I’d go for the interview, if you get offered the job then make a decision. Can you get a nursery place/ wrap around care? Is there likely to be progression once you have finished the study year? It seems like quite a lot of stress for the same ( effectively less when you consider childcare) money unless it will fairly quickly lead to a pay increase. Do you enjoy your current job?

Allhallowseve · 19/06/2022 09:19

@Ohthatsexciting i have loved my hours too I get to go to almost everything at school and be around for my 2 year old too. Plus have still kept 2 days at work which I enjoy - I sometimes just have this moment of madness where my ambition for more takes over .

@Gizlotsmum would need to go on waiting list for after school care as spaces are tight - nursery would have space although he’s never been so would go from nothing to 3 full days .
Not likely to be progression no , higher band roles are limited due to cuts in service . They are there but certainly not guaranteed and definitely not straight away .
The only difference really would be if I wanted to up my hours I could do term time only .

OP posts:
DDivaStar · 19/06/2022 09:21

At this stage it seems very impractical. If you think this opportunity will come again I'd definitely wait at least until all 3 are in school. Enjoy the kids while you can ......

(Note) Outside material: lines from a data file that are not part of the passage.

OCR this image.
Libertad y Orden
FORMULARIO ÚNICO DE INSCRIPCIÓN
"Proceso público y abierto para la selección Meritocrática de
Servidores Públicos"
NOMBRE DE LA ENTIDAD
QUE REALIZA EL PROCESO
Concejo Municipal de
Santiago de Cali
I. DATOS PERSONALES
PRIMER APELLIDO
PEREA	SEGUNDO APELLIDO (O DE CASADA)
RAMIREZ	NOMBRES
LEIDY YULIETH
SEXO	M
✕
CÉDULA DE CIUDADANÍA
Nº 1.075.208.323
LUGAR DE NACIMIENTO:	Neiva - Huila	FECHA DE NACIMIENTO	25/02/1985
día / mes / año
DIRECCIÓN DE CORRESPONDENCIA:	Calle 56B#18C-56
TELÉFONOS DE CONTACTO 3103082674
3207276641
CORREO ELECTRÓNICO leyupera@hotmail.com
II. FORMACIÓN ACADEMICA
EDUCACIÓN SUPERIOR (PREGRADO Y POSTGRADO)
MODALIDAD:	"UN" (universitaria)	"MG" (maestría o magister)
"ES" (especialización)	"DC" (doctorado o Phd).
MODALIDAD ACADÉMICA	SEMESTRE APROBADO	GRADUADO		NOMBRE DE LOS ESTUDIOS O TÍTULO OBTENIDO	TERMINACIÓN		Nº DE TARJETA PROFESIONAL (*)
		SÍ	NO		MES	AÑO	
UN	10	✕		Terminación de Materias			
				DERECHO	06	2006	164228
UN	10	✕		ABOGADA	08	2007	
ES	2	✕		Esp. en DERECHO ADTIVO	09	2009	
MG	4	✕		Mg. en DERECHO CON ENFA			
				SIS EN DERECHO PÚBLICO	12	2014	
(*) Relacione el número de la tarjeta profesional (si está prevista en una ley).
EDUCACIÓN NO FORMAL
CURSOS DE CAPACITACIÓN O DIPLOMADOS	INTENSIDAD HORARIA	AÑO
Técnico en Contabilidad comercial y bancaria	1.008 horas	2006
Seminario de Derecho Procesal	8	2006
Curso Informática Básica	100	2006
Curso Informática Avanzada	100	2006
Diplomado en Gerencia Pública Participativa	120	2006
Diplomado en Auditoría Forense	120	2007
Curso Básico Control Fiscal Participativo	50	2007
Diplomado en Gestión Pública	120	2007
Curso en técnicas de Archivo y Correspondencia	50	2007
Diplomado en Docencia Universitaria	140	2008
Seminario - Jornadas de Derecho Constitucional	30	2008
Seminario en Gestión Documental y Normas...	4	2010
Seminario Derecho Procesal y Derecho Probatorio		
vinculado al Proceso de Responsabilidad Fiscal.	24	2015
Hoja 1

RavenousBugblatter · 19/06/2022 10:41

I know a lot of people are saying not to, but I'm leaning the other way - term time only jobs are like gold dust, and if grandparents are around to help out it could work. I wouldn't be comfortable to not not go for it on the basis of the opportunity being available in the future, as this might not be the case. I'd only be comfortable to not go for it on the basis of deciding that it wasn't right for me.

Ohthatsexciting · 19/06/2022 10:46

Allhallowseve · 19/06/2022 09:19

@Ohthatsexciting i have loved my hours too I get to go to almost everything at school and be around for my 2 year old too. Plus have still kept 2 days at work which I enjoy - I sometimes just have this moment of madness where my ambition for more takes over .

@Gizlotsmum would need to go on waiting list for after school care as spaces are tight - nursery would have space although he’s never been so would go from nothing to 3 full days .
Not likely to be progression no , higher band roles are limited due to cuts in service . They are there but certainly not guaranteed and definitely not straight away .
The only difference really would be if I wanted to up my hours I could do term time only .

Trust me
will ramp up when at school
great to have flexibility and be around when they get home

Ohthatsexciting · 19/06/2022 10:47

I do recall your other thread though about possible financial abuse from your your dh

in that situation, I would certainly be looking to maximise my earnings

JustAnotherViper · 19/06/2022 11:57

I’d go to interview.

and if your husband is a lorry driver he can probably write his own terms at the moment if he’s willing to change employer. He can put in a formal request for flexible working. They’ll need to formally respond, it can’t just be a blanket no.